Tuesday, May 19, 2020

Art Heals: Serendipity


Novelty. In search of.  If I were to post an online ad, that would be it.   There is a sameness to my life at this moment, a predictability that stretches time like taffy.  After sixty-eight days of quarantine, I know exactly how the hours will shake out.  My tasks are tedious.  Conversations with friends have become routine (“what’s new” doesn’t start a talkfest like it used to). I’ve even gotten used to the stresses (grocery shopping, self-imposed deadlines, and that weird adaptation of FOMO where I feel guilty for not having a sourdough starter).
The only variety in my life comes from my daily walks.  Every afternoon I set my red-shoe shod feet on a quest for serendipity.
Which brings me to Horace Walpole and the year 1754.  (Well obviously not my well-shod feet, but my meandering mind.)  Anyway, Mr. Walpole,  who prided himself on being something of a wordsmith, was writing a letter describing an apocryphal tale, “The Three Princes of Serendip”  (Serendip being the name for Sri Lanka in those days) in which the traveling princes were always making accidental discoveries, unrelated to their actual quests. Describing these happy accidents, Walpole coined the term “serendipity.”

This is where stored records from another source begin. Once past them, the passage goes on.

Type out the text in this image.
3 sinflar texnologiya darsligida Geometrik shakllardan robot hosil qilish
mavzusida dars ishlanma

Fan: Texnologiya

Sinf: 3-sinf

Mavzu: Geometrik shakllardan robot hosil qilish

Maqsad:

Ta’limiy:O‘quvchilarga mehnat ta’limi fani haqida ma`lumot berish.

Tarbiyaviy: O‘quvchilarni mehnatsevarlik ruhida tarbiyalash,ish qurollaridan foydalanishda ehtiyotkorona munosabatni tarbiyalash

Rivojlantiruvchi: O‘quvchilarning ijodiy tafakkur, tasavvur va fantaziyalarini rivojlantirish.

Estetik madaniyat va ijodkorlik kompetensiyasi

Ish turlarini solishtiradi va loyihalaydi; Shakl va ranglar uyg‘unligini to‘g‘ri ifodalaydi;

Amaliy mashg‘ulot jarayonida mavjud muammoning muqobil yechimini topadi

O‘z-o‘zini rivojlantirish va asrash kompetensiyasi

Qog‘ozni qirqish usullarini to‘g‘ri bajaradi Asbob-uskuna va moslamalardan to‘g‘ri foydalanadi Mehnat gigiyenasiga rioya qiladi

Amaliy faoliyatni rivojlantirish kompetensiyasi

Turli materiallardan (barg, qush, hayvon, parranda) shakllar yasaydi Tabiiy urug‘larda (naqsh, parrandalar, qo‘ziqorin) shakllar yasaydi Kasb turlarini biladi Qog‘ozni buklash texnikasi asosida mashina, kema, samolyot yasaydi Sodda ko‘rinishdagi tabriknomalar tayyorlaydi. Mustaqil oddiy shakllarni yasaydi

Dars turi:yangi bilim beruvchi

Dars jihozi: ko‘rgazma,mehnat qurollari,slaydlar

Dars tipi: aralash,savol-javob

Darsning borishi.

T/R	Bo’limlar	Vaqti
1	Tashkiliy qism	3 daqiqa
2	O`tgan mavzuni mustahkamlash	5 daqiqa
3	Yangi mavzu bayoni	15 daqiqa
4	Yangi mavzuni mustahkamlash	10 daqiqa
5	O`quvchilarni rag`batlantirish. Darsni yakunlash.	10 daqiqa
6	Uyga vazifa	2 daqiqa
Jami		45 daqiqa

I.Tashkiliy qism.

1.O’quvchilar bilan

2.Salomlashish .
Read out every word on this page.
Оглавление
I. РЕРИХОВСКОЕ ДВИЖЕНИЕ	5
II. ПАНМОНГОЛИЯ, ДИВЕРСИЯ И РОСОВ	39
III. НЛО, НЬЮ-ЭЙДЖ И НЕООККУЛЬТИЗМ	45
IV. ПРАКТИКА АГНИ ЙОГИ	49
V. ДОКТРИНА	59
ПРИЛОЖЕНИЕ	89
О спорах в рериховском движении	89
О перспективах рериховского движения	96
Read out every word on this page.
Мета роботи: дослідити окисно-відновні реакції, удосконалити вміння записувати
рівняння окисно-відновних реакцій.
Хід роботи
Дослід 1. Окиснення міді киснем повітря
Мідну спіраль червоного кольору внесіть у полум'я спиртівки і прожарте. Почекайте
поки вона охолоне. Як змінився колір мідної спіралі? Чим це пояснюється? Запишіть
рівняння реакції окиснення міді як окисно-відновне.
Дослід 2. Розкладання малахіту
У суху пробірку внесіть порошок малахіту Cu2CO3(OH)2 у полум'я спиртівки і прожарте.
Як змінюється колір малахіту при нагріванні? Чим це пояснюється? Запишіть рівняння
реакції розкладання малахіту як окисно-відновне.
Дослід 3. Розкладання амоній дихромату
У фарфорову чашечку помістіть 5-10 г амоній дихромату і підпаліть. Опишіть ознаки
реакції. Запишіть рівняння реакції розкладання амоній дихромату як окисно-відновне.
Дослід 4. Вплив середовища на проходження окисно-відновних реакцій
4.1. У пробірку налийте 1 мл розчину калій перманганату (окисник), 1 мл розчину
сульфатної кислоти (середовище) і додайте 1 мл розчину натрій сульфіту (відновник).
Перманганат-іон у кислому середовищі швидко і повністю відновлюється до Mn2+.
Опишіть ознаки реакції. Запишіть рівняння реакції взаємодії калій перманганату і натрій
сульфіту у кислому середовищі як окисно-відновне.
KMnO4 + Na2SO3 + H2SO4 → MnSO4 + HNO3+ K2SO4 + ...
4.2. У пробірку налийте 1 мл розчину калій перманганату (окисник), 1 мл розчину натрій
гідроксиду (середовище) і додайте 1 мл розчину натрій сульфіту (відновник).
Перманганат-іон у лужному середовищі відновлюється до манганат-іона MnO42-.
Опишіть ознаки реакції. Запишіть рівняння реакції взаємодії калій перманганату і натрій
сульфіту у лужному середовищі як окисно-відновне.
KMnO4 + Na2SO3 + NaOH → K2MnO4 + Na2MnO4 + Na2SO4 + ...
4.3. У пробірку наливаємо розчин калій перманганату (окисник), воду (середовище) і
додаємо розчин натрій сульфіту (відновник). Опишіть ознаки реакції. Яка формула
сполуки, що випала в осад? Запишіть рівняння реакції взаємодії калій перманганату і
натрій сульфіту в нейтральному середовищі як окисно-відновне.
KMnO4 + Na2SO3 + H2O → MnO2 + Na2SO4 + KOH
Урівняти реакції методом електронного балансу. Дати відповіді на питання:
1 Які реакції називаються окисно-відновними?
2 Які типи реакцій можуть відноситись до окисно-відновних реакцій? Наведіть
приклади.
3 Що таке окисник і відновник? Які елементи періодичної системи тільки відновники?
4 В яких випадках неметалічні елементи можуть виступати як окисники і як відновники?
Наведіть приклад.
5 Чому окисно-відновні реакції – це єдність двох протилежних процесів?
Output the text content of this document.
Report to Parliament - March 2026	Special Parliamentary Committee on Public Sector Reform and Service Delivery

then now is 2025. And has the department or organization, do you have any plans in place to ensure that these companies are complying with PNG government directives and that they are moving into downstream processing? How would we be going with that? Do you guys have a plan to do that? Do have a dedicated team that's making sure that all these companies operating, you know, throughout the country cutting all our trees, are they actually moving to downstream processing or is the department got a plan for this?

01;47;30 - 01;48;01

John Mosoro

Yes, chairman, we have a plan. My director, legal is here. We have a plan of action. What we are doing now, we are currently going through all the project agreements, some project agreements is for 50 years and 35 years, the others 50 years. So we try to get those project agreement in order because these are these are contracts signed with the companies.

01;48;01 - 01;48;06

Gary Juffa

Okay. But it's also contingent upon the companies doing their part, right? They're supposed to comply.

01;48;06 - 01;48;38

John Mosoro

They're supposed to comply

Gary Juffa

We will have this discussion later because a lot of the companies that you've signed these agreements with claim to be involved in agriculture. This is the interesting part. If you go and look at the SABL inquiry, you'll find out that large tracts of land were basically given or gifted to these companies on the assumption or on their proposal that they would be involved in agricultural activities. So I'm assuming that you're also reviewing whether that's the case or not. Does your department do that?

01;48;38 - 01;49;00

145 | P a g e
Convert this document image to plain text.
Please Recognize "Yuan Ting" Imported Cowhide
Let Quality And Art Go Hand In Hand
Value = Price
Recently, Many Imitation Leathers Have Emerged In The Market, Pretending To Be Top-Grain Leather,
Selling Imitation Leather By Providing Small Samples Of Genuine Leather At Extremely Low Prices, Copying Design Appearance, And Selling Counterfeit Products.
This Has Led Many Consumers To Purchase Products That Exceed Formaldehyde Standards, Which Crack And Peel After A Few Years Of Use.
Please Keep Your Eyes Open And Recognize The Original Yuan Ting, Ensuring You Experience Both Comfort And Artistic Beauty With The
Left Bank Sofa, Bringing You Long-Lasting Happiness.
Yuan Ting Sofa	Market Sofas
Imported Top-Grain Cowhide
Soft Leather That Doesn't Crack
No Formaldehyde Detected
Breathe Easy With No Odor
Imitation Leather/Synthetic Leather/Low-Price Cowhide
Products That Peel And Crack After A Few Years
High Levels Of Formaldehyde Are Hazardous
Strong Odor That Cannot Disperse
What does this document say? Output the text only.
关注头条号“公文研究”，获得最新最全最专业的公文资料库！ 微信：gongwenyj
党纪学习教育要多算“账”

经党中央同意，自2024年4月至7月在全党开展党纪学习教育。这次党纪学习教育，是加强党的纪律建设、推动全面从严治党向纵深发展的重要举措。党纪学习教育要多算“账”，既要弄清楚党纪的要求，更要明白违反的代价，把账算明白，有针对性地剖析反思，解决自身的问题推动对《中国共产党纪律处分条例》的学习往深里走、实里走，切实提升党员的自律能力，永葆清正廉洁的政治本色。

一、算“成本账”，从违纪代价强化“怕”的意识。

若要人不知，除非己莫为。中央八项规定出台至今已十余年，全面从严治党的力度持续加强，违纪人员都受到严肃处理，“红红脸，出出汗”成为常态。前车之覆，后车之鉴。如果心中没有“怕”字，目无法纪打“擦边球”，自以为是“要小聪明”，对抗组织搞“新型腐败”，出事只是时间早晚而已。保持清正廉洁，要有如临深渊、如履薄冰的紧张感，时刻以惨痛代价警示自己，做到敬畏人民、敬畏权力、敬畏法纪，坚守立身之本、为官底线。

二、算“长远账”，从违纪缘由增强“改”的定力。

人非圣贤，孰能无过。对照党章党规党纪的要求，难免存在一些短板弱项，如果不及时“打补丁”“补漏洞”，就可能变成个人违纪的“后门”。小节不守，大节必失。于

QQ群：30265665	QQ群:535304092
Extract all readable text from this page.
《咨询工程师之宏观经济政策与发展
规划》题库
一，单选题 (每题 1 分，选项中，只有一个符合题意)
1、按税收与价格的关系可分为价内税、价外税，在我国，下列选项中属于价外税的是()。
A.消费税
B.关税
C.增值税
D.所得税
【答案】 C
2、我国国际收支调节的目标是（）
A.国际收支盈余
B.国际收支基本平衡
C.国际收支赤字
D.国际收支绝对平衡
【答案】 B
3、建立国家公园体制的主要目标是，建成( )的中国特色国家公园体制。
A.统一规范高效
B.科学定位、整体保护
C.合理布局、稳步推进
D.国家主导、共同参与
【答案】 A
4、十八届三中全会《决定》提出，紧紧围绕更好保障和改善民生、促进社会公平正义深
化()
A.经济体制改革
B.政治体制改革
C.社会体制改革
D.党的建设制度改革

So, as I traipse along the paths and arteries of my downtown neighborhood, I am in constant search of something novel (something not followed by the term coronavirus).  Being a curator, I find I am trying to assemble my visual impressions into artistic categories—actual outdoor art--sculptures on museum grounds, statues in front gardens,  that Barbie installation in the Dupont yard (cover your eyes, some of them are nude).  Architectural art is another category.  Looking up,  I find caryatids with really strong shoulders holding up the government ( well, at least the government buildings), gargoyles conveying their displeasure as they spit, and of course those muscle-bound wrestlers grappling with snakes, bears and each other that  mark the most innocuous of buildings as arenas of combat.
But mostly I wait for serendipity, the accidental discovery of something that was placed in my path for no reason other than to give joy to the maker and bring joy to me.  I don’t stumble upon it every time, but when I do, I can quote Archimedes, whose cry, Eureka, means “I have found!”  
I give you my shoe, and some serendipitous sidewalk art.  Art Heals.